Alex winced. “Thanks for the reminder.”
“Go back to Matt,” Holly urged as if desperate for one of them to have a happy ending. “Go to Atlanta. Say sorry. Make it better.”
“And then what?” Alex laughed bitterly. “Watch him slowly start hating me when the money runs dry, and the world turns against him. He’s better without me, Holly. Guys like him can’t live off love.”
“I think you’re underestimating him. You should’ve at least given him a choice in the matter!”

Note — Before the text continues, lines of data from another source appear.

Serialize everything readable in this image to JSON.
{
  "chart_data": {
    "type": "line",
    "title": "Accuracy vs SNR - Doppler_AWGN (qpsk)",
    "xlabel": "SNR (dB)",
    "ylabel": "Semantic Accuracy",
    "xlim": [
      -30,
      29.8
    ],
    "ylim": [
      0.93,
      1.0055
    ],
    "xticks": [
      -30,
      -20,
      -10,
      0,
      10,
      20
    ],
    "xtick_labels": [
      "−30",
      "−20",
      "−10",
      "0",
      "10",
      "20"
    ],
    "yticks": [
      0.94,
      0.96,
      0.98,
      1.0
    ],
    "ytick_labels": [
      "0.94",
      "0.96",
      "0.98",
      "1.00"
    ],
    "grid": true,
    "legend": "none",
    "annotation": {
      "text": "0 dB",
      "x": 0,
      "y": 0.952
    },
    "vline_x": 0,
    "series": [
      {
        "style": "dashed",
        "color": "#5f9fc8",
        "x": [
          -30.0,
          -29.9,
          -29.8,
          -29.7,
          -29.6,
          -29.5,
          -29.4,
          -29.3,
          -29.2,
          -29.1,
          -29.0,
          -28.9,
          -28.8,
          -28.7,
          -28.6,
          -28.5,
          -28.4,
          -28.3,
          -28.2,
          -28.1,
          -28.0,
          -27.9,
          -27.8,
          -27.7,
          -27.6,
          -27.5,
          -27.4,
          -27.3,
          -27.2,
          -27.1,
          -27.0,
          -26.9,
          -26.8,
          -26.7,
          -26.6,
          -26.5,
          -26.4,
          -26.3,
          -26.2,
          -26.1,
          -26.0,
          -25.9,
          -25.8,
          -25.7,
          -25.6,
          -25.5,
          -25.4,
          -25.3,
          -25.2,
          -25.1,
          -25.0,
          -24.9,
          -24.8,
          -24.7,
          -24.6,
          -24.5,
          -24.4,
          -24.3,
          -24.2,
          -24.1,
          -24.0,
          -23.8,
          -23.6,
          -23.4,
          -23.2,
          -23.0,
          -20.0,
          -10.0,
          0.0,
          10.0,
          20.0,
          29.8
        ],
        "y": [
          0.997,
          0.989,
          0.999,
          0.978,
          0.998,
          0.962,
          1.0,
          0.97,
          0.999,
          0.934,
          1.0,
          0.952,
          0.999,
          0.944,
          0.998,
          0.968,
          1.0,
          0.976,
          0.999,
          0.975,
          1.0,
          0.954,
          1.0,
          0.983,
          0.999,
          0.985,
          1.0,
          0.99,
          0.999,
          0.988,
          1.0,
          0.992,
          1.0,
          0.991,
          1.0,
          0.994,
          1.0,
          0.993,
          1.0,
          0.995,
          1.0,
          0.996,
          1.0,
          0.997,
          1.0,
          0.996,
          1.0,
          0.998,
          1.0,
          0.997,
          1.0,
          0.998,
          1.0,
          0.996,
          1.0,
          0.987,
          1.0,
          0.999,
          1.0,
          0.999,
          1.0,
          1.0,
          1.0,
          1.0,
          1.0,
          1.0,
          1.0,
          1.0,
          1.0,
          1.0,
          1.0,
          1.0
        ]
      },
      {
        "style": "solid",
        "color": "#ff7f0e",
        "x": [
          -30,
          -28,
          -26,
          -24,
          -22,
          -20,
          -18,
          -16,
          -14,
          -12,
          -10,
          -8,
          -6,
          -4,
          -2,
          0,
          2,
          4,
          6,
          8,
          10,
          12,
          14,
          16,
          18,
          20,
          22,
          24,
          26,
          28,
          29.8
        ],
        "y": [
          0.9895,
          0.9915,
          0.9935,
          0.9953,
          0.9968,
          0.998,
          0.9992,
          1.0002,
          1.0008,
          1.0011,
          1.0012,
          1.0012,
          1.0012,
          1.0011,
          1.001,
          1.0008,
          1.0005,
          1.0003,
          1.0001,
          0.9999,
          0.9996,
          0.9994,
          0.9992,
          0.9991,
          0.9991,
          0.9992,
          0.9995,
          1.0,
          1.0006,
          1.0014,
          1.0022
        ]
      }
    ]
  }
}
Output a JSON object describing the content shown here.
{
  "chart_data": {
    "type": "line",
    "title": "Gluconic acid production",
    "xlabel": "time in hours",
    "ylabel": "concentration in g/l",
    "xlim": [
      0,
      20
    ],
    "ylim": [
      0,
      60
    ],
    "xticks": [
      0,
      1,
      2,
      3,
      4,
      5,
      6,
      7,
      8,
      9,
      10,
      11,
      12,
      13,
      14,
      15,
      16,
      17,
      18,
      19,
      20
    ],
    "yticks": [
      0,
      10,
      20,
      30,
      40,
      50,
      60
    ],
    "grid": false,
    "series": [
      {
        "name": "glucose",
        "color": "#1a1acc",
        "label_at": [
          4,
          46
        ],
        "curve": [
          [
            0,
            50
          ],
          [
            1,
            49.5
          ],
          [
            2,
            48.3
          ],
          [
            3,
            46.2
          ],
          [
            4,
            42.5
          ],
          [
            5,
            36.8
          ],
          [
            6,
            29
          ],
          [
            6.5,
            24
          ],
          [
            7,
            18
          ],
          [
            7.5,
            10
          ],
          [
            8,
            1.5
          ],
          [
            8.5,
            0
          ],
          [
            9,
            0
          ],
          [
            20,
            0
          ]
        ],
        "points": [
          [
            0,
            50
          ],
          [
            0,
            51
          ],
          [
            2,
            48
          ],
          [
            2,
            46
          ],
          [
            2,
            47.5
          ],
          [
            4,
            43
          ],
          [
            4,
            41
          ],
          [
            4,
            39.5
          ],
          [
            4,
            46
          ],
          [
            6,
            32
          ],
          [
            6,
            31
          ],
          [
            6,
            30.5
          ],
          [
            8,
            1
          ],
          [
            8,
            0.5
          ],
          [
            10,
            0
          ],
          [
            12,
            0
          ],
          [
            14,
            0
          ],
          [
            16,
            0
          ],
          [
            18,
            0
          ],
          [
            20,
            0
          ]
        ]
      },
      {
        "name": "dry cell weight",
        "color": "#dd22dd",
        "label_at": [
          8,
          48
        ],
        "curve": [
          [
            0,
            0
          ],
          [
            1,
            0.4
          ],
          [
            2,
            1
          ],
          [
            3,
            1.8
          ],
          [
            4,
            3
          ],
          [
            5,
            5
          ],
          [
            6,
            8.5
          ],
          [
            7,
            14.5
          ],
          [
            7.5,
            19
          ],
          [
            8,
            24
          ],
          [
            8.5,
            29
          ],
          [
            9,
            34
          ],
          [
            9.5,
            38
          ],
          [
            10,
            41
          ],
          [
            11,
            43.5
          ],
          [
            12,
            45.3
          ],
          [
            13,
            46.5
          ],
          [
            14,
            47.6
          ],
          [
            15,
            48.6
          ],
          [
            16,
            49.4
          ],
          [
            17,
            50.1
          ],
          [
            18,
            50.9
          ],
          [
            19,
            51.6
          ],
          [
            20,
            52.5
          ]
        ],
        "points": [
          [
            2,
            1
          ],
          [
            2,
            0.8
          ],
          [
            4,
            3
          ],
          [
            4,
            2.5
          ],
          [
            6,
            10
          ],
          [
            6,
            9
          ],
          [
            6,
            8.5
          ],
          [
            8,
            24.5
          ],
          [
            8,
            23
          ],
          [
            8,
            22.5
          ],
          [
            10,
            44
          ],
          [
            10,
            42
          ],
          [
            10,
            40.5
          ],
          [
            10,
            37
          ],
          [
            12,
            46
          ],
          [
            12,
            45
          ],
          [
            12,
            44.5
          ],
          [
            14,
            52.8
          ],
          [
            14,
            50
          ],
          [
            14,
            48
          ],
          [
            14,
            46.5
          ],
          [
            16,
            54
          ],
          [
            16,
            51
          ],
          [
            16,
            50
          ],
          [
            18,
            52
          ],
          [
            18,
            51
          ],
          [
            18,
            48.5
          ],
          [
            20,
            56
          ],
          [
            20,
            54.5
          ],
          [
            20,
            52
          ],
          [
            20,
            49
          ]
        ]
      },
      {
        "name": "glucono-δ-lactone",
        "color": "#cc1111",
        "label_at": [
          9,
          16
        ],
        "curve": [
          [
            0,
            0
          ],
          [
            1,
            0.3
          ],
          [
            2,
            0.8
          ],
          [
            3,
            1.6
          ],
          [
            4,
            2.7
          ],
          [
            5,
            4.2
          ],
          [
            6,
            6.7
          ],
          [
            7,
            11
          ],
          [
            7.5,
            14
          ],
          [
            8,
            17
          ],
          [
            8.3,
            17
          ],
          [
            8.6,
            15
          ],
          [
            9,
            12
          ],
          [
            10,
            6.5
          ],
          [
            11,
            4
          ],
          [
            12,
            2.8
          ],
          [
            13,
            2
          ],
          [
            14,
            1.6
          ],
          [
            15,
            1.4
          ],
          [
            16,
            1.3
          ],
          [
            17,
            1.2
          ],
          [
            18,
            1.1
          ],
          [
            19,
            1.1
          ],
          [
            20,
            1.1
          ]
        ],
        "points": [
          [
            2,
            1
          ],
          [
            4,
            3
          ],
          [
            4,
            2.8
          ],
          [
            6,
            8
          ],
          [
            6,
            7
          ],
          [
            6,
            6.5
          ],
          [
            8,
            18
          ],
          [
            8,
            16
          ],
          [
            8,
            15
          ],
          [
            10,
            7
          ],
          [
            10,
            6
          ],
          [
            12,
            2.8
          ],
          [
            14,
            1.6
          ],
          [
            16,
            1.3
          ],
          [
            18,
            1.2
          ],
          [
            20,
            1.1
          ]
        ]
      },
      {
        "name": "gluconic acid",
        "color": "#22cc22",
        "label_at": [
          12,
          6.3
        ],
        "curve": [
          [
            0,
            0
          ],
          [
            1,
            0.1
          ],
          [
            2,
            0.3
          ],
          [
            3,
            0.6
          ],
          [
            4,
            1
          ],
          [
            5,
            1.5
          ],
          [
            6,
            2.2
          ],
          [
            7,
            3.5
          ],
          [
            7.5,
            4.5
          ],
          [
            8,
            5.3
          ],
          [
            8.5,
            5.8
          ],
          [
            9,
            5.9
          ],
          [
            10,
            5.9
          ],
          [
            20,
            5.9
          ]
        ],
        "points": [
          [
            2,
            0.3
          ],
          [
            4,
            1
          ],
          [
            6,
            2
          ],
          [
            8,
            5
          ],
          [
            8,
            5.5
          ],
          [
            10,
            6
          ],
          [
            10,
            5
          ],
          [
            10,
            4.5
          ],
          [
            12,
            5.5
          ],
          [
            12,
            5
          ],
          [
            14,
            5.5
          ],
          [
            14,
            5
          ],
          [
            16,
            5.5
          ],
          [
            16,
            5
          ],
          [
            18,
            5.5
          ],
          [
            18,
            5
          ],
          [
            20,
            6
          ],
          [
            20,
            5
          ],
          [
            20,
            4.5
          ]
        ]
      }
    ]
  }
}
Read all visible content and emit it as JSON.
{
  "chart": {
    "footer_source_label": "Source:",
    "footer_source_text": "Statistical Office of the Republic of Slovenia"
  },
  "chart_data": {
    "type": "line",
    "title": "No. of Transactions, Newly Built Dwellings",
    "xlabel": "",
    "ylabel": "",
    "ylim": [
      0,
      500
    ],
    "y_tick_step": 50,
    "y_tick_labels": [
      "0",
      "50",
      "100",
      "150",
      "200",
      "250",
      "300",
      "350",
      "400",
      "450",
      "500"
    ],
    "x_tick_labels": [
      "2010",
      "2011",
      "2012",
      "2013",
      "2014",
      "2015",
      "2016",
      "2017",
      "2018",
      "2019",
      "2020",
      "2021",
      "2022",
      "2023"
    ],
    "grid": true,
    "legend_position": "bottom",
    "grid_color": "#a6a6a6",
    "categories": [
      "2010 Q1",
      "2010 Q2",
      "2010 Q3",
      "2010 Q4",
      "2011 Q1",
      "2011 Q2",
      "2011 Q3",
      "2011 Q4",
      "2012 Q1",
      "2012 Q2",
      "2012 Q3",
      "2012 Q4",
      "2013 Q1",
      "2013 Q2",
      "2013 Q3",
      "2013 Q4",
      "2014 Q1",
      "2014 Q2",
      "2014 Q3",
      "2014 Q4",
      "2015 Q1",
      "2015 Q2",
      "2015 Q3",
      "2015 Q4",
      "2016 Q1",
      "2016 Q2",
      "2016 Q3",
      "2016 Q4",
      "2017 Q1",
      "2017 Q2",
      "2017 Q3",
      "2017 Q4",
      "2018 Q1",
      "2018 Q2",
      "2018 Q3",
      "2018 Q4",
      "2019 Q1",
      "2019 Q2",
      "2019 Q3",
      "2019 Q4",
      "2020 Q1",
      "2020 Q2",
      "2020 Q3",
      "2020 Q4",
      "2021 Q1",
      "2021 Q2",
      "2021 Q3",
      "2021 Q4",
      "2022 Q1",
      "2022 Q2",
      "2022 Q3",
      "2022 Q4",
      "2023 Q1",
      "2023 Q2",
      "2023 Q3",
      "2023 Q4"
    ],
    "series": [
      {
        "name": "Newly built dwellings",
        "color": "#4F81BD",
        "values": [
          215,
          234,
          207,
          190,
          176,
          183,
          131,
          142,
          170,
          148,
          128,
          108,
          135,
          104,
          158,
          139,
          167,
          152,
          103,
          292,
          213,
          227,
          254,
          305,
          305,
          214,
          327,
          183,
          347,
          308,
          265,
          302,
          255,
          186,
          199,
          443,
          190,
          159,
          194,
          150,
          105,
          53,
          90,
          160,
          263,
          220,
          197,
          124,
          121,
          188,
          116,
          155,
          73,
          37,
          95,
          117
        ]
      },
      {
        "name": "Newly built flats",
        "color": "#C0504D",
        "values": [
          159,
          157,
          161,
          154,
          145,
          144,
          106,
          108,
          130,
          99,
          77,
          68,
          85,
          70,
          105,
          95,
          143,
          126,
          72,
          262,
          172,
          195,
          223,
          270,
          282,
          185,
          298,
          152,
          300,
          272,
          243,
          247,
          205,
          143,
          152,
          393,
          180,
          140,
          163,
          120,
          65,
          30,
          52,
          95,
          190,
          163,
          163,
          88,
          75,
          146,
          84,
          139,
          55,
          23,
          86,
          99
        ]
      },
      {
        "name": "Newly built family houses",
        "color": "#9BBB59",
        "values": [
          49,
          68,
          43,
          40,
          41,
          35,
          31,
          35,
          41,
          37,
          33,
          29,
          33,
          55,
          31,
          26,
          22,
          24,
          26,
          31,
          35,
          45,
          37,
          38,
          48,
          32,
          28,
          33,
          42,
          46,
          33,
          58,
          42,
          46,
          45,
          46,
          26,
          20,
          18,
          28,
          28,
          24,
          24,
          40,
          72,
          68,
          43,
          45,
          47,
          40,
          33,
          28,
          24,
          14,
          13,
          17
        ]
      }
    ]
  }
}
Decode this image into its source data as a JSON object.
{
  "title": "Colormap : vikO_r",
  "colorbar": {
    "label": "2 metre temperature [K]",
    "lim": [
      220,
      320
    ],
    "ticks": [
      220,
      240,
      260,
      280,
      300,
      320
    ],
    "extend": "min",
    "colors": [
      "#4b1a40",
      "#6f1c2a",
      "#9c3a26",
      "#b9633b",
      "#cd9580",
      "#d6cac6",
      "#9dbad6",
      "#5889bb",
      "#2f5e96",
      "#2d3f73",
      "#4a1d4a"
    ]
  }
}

Alex turned away from her, looking around Frank’s, which was slow despite it being lunchtime. He studied the old tables and booths with seats that were split and held together with silver duct tape. Instead of commenting on Holly’s astute observations that Alex was every bit as big an asshole as his brother, he said, “You know, Hol, I’m gay enough to make this place better.”
Holly frowned at the odd statement. “What is that supposed to mean?”
“I have better taste than Frank. More style. Just because we’re on this side of the beach doesn’t give him an excuse to let this place rot like he does. Most of the tourists stay on our side. There’s tons of money to make.”
Holly looked around and then shrugged reluctantly. “True. If he remodeled, he’d have more business than he could handle.”
“What a fucking waste.” Alex shook his head. “The way things are going, Frank’s will eventually be another boarded-up failure. I hate when shit like that happens and makes the beach look like hell.”
“What’re you guys talking about?” Melissa asked as she stopped in front of their booth with a coffeepot in hand.